何かすごいことなんだ。と大人たちの間をわってテレビの画面に集中!のモモではあったが、なんだか兵隊さんが行進しているだけのようで、飽きてしまった。
オリンピックの影響がいろいろな所にあらわれた。
当然、保育園の子供たちの中にも。皆の遊びが急に活発になった。というか危険な遊びが増えた。それまでは、お砂場はお砂場遊びの為にあったのが戦いの場になっていった。
お寺の保育園なんだから、鐘つき堂があって当りまえなのだが、なんと都合よくお砂場はその下にあった。「あそこから、砂場の一番遠くに飛んだ子が金メダルや!やるもんこの指とまれ。」みんな我も我もと名のりをあげ、つぎつぎとその競技に挑んでいく。
すると、「やっぱ、女はあかんなあ~。誰もやらんのか?」と快活に男の子の声が聞こえた。「女だって飛べるわ!」と言ったあとで後悔しているモモがいた。「飛んでみい。」砂場の子供たち皆の視線が集まる。
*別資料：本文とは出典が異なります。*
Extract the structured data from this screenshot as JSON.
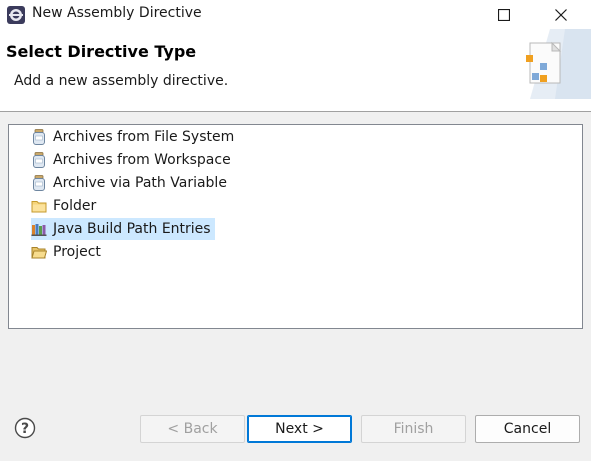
{
  "window": {
    "title": "New Assembly Directive"
  },
  "header": {
    "title": "Select Directive Type",
    "description": "Add a new assembly directive."
  },
  "list": {
    "items": [
      {
        "label": "Archives from File System",
        "icon": "jar-icon"
      },
      {
        "label": "Archives from Workspace",
        "icon": "jar-icon"
      },
      {
        "label": "Archive via Path Variable",
        "icon": "jar-icon"
      },
      {
        "label": "Folder",
        "icon": "folder-icon"
      },
      {
        "label": "Java Build Path Entries",
        "icon": "library-icon",
        "selected": true
      },
      {
        "label": "Project",
        "icon": "project-folder-icon"
      }
    ]
  },
  "buttons": {
    "back": "< Back",
    "next": "Next >",
    "finish": "Finish",
    "cancel": "Cancel"
  },
  "colors": {
    "selection": "#cce8ff",
    "default_button_border": "#0078d7",
    "dialog_background": "#f0f0f0"
  }
}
誰一人止める者などいない。
鐘つき堂に上がって下の砂場を見た瞬間、(タカーい)その時から高所恐怖症というものを知った。(後へは引けぬ)勇気をふりしぼって「えい!」着地成功。「モモちゃんすごい!」豚もおだてりゃ木に登る。「こんなの何回でもできるわ!」と取り巻きの女の子たちの間をぬってまたチャレンジしようとしたその時、「あんたらなにしとるのー!」クモの子を散らすように皆逃げ出した。私の母だった。
母は体中を砂を払うように軽く叩いて「何ともないかい?」とだけ言って職場にもどった。しっかりと見られてた。
その日の帰り道母はなかなかお話してくれなかった。気まずかった。
急に母が小さな川の土手に道を変更したので、とことこついていくと母は立ち止まって「あそこが達ちゃん家。」と指をさした先に、前に住んでいた家が見えた。「モモちゃん、あんたは負けん気がつよか。今度鐘つき堂から飛んだら手術したとこから割れて、赤い血がいっぱい出るかも知れんよ。」それだけ言うと川沿いに家路に向かった。
(お腹がわれて真っ赤な血)想像しただけでぞっとした。その晩、父と鼻歌でお風呂に入っていつものように体を洗っているとき、お腹の手術の後をみて(われませんように)とおまじないをかけてモモの東京オリンピックは閉幕した。
ももちゃんが金メダルだったねえむさんのブログを見てると私も幼稚園時代を思い出します…八戸幼稚園まだあるのかなぁホントにステキな幼稚園でした
投稿: ようちゃん | 2009年9月 3日 (木) 07時53分
その頃のこと意外と覚えてるでしょ。
ようちゃんのお子さんはどうでしょうね。お手紙くれた子はまだ小さいですよね。インフルエンザ気を付けてあげてください。